Clodomiro es del paraje Blancura Centro y, siguiendo los pasos de su padre, que fue capataz en la estancia de García Crespo, vino con 15 años a trabajar a Mencué. Primero hizo changas por día y luego entró a la estancia que tenía más de 6.000 ovejas. “Los García Crespo tenían su maquinaria propia y personal para trabajar la lana. Antes se esquilaba la hacienda maneada, pero después llegaron los cursos para hacerlo con máquinas, pero yo no aprendí”, explica “Virgilio”.

Recuerda que empezó a ir a la escuela con 15 años y que las clases eran en un salón del juzgado. “Estábamos los de primero, segundo, tercero y cuarto todos juntos.

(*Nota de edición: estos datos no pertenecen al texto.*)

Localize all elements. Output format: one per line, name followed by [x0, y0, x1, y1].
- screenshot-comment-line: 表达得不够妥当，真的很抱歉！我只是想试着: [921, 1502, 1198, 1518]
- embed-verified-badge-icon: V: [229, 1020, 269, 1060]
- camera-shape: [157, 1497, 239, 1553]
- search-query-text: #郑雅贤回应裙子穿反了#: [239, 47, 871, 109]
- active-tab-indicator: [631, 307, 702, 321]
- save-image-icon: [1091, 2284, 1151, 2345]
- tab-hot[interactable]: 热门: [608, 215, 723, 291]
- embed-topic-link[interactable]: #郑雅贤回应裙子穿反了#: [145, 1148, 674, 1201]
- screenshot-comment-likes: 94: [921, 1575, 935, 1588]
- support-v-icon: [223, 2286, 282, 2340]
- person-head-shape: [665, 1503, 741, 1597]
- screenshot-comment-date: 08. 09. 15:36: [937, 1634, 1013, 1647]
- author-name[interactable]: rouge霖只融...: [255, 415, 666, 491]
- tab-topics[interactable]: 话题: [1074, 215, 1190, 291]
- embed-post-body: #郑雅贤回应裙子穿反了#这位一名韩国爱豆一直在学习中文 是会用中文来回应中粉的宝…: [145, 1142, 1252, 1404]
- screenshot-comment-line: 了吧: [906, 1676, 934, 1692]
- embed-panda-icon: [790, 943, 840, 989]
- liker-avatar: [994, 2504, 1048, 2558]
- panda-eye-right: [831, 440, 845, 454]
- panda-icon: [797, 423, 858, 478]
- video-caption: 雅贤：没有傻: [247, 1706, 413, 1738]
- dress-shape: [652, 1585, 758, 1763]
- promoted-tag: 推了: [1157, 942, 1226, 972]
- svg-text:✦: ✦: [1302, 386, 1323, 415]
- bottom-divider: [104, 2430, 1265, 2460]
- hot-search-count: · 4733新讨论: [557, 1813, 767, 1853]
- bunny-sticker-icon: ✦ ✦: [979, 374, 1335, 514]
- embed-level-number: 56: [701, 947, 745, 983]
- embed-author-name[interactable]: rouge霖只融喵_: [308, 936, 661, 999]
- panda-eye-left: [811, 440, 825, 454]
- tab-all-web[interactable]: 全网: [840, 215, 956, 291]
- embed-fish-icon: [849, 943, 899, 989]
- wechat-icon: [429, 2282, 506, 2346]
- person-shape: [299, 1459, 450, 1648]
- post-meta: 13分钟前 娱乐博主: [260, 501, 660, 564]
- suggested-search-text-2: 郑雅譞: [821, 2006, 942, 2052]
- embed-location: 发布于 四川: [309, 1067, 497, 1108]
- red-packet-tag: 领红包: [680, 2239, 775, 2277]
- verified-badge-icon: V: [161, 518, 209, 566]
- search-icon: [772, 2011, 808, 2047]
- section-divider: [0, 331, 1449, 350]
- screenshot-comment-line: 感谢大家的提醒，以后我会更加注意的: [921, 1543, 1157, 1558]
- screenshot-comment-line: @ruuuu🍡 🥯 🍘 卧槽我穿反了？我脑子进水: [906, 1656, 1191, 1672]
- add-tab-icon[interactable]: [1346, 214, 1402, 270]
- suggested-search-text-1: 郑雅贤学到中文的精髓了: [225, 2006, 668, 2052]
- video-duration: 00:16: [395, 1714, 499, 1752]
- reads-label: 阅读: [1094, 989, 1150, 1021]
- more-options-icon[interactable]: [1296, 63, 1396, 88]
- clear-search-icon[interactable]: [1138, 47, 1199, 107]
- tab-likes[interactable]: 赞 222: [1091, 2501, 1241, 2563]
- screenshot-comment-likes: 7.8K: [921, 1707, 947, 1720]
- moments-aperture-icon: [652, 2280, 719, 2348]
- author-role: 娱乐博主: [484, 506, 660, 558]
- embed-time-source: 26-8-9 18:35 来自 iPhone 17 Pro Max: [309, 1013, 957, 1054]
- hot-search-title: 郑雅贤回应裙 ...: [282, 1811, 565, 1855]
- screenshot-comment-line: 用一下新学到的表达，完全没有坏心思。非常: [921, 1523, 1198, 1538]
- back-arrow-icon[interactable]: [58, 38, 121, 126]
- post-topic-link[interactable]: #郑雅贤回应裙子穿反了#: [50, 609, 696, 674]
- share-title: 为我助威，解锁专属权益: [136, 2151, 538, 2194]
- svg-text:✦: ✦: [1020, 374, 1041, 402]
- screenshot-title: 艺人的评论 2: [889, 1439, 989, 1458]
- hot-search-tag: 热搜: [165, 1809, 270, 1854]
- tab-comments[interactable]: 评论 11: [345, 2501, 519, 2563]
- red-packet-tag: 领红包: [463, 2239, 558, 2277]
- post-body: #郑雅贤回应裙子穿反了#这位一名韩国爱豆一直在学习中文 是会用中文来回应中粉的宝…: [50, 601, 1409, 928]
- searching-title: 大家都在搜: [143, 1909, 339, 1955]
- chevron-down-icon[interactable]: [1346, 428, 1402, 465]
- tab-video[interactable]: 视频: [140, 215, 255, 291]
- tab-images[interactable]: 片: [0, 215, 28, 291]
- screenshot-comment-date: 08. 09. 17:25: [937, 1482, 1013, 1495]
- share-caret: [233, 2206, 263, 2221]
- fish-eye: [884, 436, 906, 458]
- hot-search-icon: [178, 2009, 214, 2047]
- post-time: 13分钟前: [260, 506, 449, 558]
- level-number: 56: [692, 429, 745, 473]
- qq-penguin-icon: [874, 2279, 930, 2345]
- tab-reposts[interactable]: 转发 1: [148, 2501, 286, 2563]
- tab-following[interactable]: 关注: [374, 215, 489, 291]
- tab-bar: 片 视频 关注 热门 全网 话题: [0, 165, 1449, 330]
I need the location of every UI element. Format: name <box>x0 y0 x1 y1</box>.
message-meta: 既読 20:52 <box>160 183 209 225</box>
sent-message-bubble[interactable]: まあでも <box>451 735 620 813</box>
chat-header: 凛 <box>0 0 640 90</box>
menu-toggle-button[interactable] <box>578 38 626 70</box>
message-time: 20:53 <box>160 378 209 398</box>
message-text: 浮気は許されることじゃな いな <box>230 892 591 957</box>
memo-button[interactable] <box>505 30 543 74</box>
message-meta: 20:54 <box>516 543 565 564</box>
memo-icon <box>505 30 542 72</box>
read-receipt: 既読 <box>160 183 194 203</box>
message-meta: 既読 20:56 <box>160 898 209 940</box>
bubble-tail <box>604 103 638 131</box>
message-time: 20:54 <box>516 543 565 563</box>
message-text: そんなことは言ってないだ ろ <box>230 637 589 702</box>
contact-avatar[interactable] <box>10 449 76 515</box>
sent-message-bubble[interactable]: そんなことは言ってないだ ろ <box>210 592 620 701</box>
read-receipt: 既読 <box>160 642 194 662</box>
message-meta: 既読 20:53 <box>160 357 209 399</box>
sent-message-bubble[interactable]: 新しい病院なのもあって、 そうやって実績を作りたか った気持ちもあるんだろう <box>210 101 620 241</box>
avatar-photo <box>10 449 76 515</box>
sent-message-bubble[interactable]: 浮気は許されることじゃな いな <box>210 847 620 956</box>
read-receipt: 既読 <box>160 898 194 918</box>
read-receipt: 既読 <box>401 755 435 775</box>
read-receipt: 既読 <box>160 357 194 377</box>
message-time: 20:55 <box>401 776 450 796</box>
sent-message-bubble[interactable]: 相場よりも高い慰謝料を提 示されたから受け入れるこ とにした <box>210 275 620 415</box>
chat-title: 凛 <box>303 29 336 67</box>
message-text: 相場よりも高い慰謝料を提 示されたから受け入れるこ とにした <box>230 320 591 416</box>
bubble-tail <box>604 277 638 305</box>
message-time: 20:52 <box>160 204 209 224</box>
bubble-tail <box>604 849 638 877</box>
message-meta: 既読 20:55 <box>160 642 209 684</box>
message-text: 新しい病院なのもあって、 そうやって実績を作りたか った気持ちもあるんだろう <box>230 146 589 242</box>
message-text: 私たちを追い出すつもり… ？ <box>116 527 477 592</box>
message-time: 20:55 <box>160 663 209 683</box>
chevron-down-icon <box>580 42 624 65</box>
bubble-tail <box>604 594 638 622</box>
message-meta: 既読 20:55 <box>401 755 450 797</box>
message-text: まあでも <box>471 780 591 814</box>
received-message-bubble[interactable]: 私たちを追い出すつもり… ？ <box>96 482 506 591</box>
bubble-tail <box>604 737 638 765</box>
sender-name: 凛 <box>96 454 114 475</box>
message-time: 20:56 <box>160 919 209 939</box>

Hice hasta tercer grado y aprendí a leer y escribir y las cuentas, anotando de los chicos más grandes que pasaban al pizarrón”.

Lidia cuenta que en un tiempo trabajó como empleada doméstica en Neuquén y conoce “el ritmo de la ciudad”, pero que “allí no me hallo”. Quiere “un buen colegio secundario en el pueblo” para que no se repita su historia y la de sus hijos, que tuvieron que irse en busca de un mejor horizonte.